Rescued from maltreatment
...AND NOW THESE DOGS NEED NEW HOMES
NEGLECTED CANINES SAVED BY THE WSPCA THE Wexford Society for the Prevention of Cruelty to Animals (WSPCA) is looking for homes for more than 30 dogs seized in a raid on a dog breeder's property in the south of the county.
The dogs seized by the WSPCA, several of them in pup, include among their number Bichon Frises, Tibetan Terriers, Salukis, a Greyhound, a Cocker Spaniel, a Beagle, a Bearded Collie and a German Shepherd.
'They've all received veterinary treatment and care,' said Barbara Bent of the WSPCA. She said that they were mainly treated for 'general neglect issues'. Some of the dogs were also treated for illnesses, including infections and mange, and minor injuries.
'It wasn't acceptable.
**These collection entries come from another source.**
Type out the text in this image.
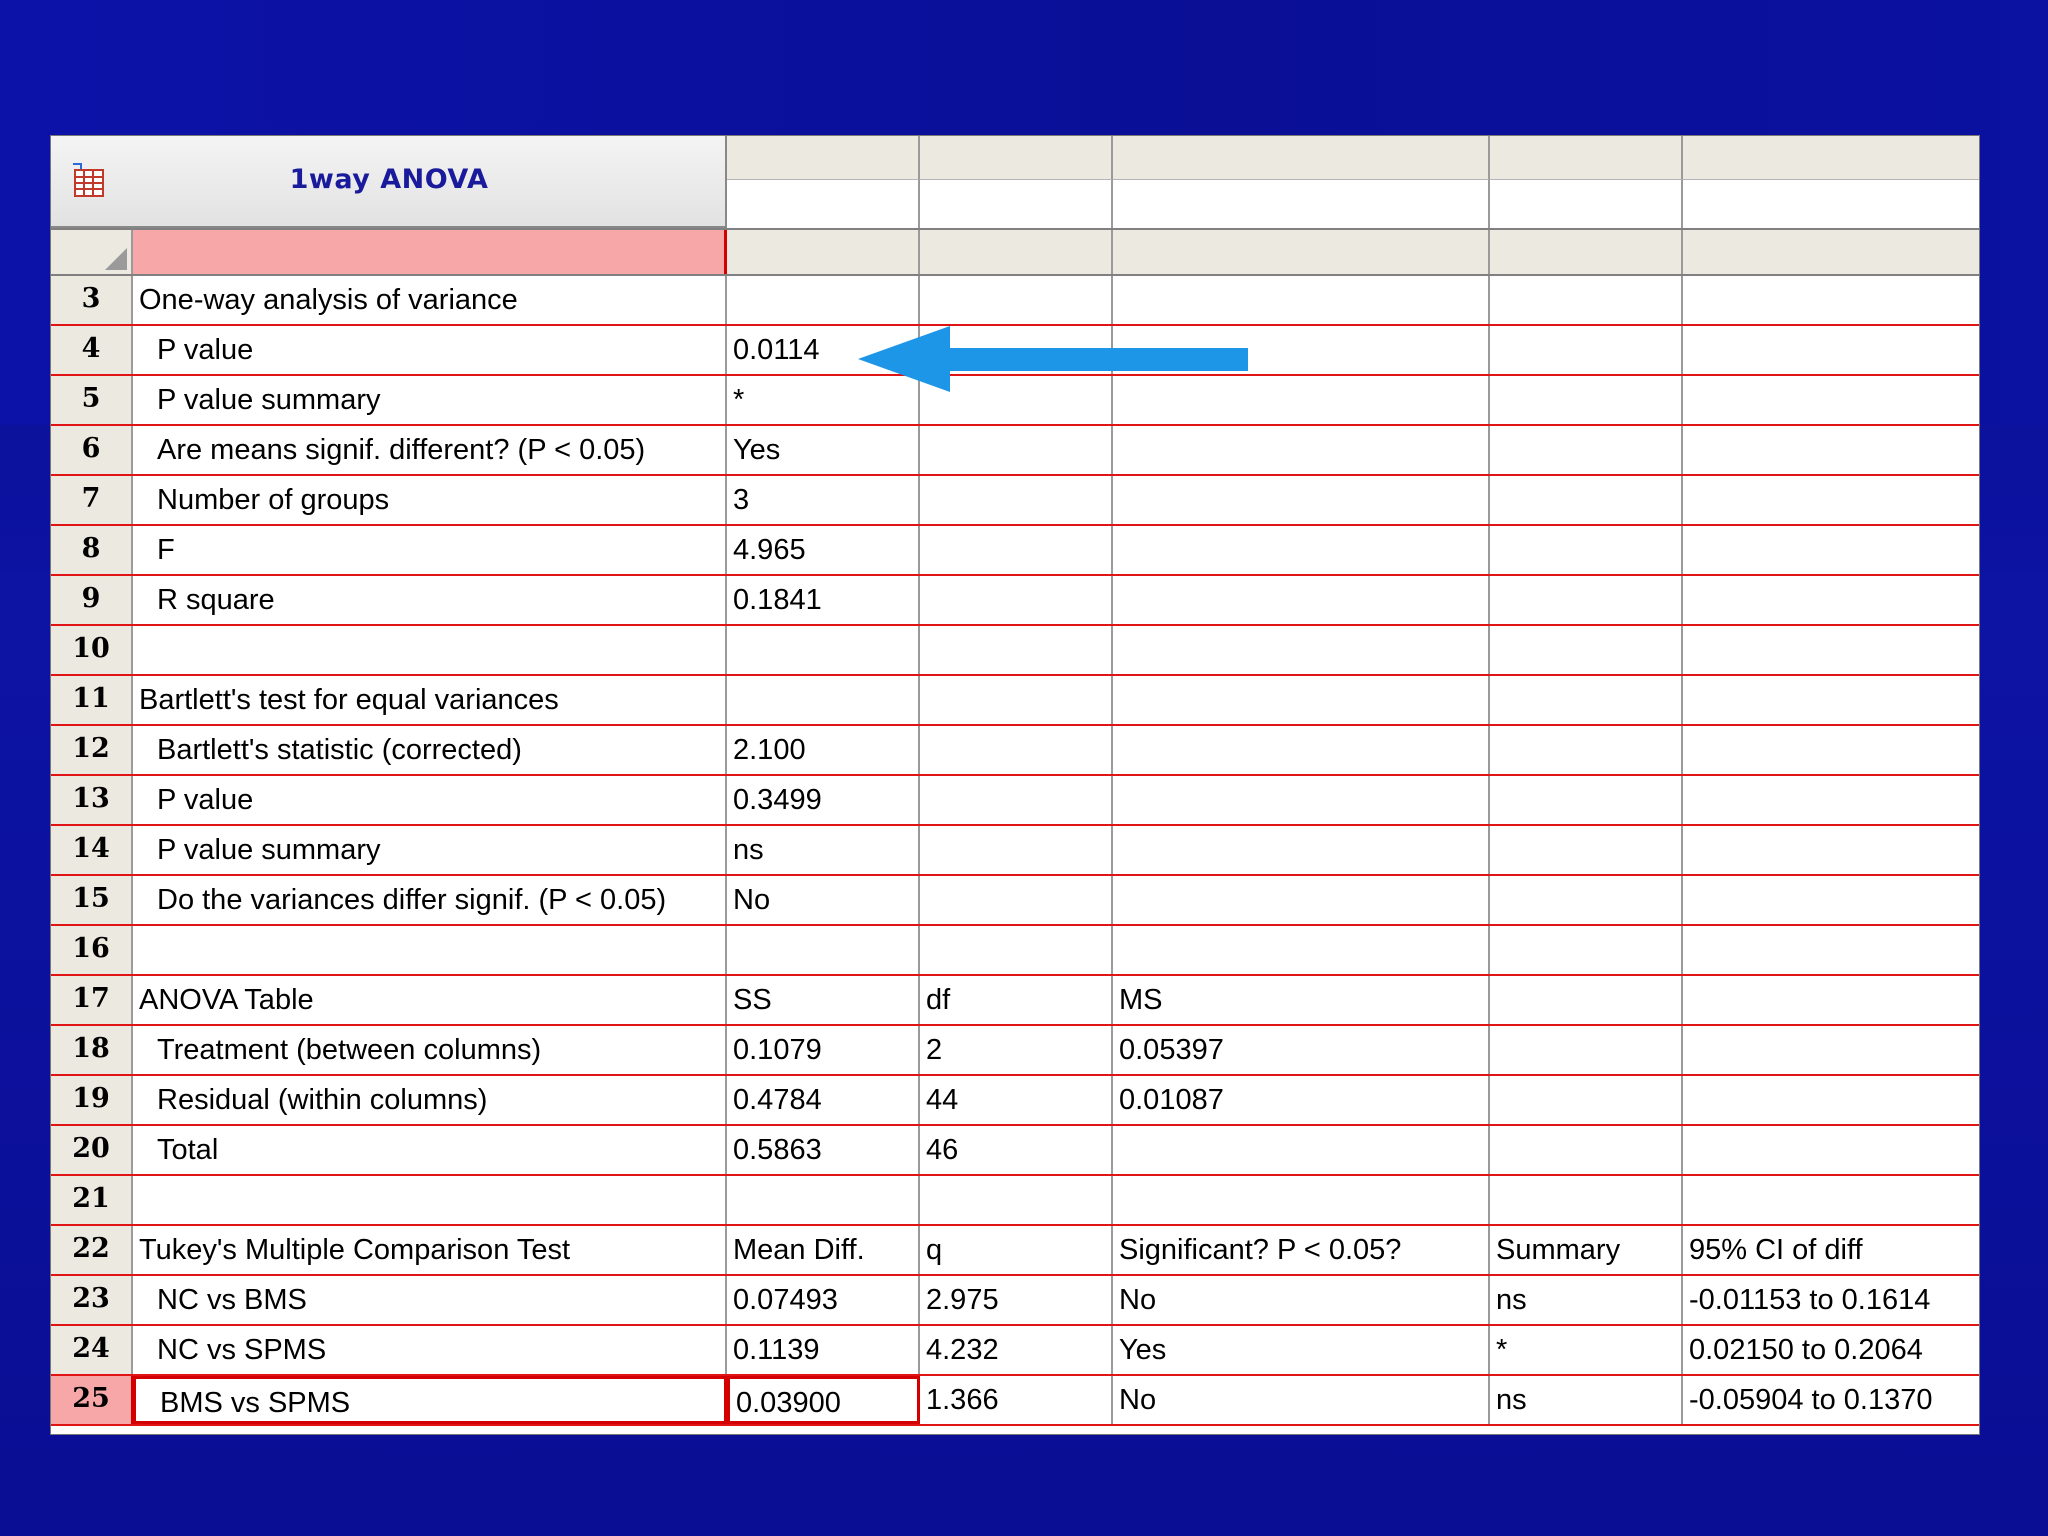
1way ANOVA
3	One-way analysis of variance
4	P value	0.0114
5	P value summary	*
6	Are means signif. different? (P < 0.05)	Yes
7	Number of groups	3
8	F	4.965
9	R square	0.1841
10
11	Bartlett's test for equal variances
12	Bartlett's statistic (corrected)	2.100
13	P value	0.3499
14	P value summary	ns
15	Do the variances differ signif. (P < 0.05)	No
16
17	ANOVA Table	SS	df	MS
18	Treatment (between columns)	0.1079	2	0.05397
19	Residual (within columns)	0.4784	44	0.01087
20	Total	0.5863	46
21
22	Tukey's Multiple Comparison Test	Mean Diff.	q	Significant? P < 0.05?	Summary	95% CI of diff
23	NC vs BMS	0.07493	2.975	No	ns	-0.01153 to 0.1614
24	NC vs SPMS	0.1139	4.232	Yes	*	0.02150 to 0.2064
25	BMS vs SPMS	0.03900	1.366	No	ns	-0.05904 to 0.1370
We weren't happy with the conditions there at all,' said Barbara. Gardaí also attended the breeder's property on March 11 last when the dogs were seized and it's understood the matter is the subject of an investigation.
The dogs have since been signed over to the WSPCA by their owner, allowing the local animal welfare organisation to re-home them. While they have over 30 dogs, Barbara points out that more are on the way, with five bitches in pup.
'We'll need to set up a maternity ward soon,' she joked. However, the bills the WSPCA now faces are no laughing matter, due to veterinary and kennelling costs for the seized dogs.
However, their first priority is to rehome the dogs. 'Good homes are sought for all of these dogs,' said Barbara. 'We've washed them, cut their nails and given them all the VIP treatment – now we hope they get a second chance at a good life.'
Barbara said this latest case highlights the importance of the proposed Dog Breeding Establishment Bill, but she feels that, at the moment, our TDs 'are trying to put in so many amendments that it won't be worth a curse'.
She pointed out that Ireland is one of the biggest puppy producers in Europe, but there are no codes or standards in place through legislation.
'This dog breeding bill is crucial if we are to raise standards. We need licensing and regulations so we can ensure that we know where these places are and ensure that they have good standards of care,' said Barbara.